The facts are not in controversy. The single question presented is the legal one, whether or not under those facts petitioner should be called upon to pay this additional license tax. The petitioner owns and operates a steam railroad which begins and ends entirely within the state of Nevada. In the city of Los Angeles, state of California, it maintains the general offices of its company. At these offices directors' meetings are held, the books, records, and accounts of the business of the corporation are kept, all of its general clerical work is performed, all vouchers and checks in payment of its bills, wages, and salaries are prepared and issued. All moneys earned in the operation of its railroad are there received and deposited in the banks of Los Angeles, and all disbursements are made by checks and drafts issued from these general offices in that city. In that city also is the purchasing department of the company, where its fuel oil and other supplies and material necessary for use in the operation of its railroad are purchased and transported from California into Nevada. The conduct and policy of the road is controlled from these California offices, though the physical operation of the road itself is of necessity intrusted to superintendents and their subordinates located in the state of Nevada.
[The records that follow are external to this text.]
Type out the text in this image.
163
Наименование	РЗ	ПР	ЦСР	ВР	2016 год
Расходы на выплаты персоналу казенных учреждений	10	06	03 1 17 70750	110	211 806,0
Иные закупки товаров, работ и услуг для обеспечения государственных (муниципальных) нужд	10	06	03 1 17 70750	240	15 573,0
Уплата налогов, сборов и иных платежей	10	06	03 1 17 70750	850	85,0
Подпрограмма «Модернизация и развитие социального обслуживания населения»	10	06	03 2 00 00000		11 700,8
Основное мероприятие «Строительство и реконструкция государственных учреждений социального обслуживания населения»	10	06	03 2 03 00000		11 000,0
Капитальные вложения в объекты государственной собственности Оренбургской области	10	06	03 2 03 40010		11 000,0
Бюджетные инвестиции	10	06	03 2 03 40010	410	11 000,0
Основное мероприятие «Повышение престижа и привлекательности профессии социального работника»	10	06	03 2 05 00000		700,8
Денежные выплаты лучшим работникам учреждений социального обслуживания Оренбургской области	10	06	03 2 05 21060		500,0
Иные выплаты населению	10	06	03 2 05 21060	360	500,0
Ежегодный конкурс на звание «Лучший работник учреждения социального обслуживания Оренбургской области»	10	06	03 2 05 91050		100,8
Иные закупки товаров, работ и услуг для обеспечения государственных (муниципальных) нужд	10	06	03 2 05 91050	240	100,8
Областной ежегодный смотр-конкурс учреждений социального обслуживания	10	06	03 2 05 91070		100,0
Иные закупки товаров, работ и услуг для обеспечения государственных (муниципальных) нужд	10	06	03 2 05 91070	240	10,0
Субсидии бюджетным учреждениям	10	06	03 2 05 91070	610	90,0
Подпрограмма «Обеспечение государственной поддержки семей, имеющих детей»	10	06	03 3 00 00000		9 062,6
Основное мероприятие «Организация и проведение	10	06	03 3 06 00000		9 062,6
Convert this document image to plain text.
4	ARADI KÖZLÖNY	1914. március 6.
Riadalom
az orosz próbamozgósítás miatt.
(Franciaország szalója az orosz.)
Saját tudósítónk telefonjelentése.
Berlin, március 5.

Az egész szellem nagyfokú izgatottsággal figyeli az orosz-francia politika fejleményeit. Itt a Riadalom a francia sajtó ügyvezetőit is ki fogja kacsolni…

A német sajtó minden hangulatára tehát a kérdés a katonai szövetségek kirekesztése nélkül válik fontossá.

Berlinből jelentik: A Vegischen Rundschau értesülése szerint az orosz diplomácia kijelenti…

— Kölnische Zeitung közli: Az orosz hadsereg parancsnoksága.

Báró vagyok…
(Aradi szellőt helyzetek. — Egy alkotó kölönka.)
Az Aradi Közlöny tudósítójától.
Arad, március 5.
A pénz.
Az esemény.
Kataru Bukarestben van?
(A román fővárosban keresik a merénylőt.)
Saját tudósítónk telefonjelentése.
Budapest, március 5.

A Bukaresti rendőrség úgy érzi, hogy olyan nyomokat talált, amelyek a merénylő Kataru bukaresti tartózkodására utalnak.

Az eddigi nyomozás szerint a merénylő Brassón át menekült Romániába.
Section 1 of the act of 1915 above referred to requires a filing by this corporation with the Secretary of State of a copy of its articles of incorporation, and exacts a fee for this filing. These were the papers and this the fee which petitioner tendered. Section 3 of the same act further provides that no corporation, domestic or foreign, "shall do or attempt to do any intrastate business within this state . . . without a state license therefor." Section 4 requires every corporation "now doing intrastate business within this state, or which shall hereafter engage in intrastate business in this state, to procure annually from the Secretary of State a license authorizing the transaction of such business in this state, and to pay therefor the license tax prescribed herein." This is the tax which petitioner has refused to pay, and this is the tax *344 without the payment of which the Secretary of State has refused to accept for filing the tendered papers.
The one legal question presented is whether under these admitted facts the corporation petitioner was "doing intrastate business" within the meaning of our statute. We are fully satisfied that it was. The facts here admitted differentiate this case entirely from cases like General Conference of FreeBaptists v. Berkey,
It is manifest that the Secretary of State was justified in his refusal to accept the proffered papers without payment of the license tax, and the writ is therefore discharged.
Shaw, J., Lorigan, J., Sloss, J., Melvin, J., Lawlor, J., and Angellotti, C. J., concurred.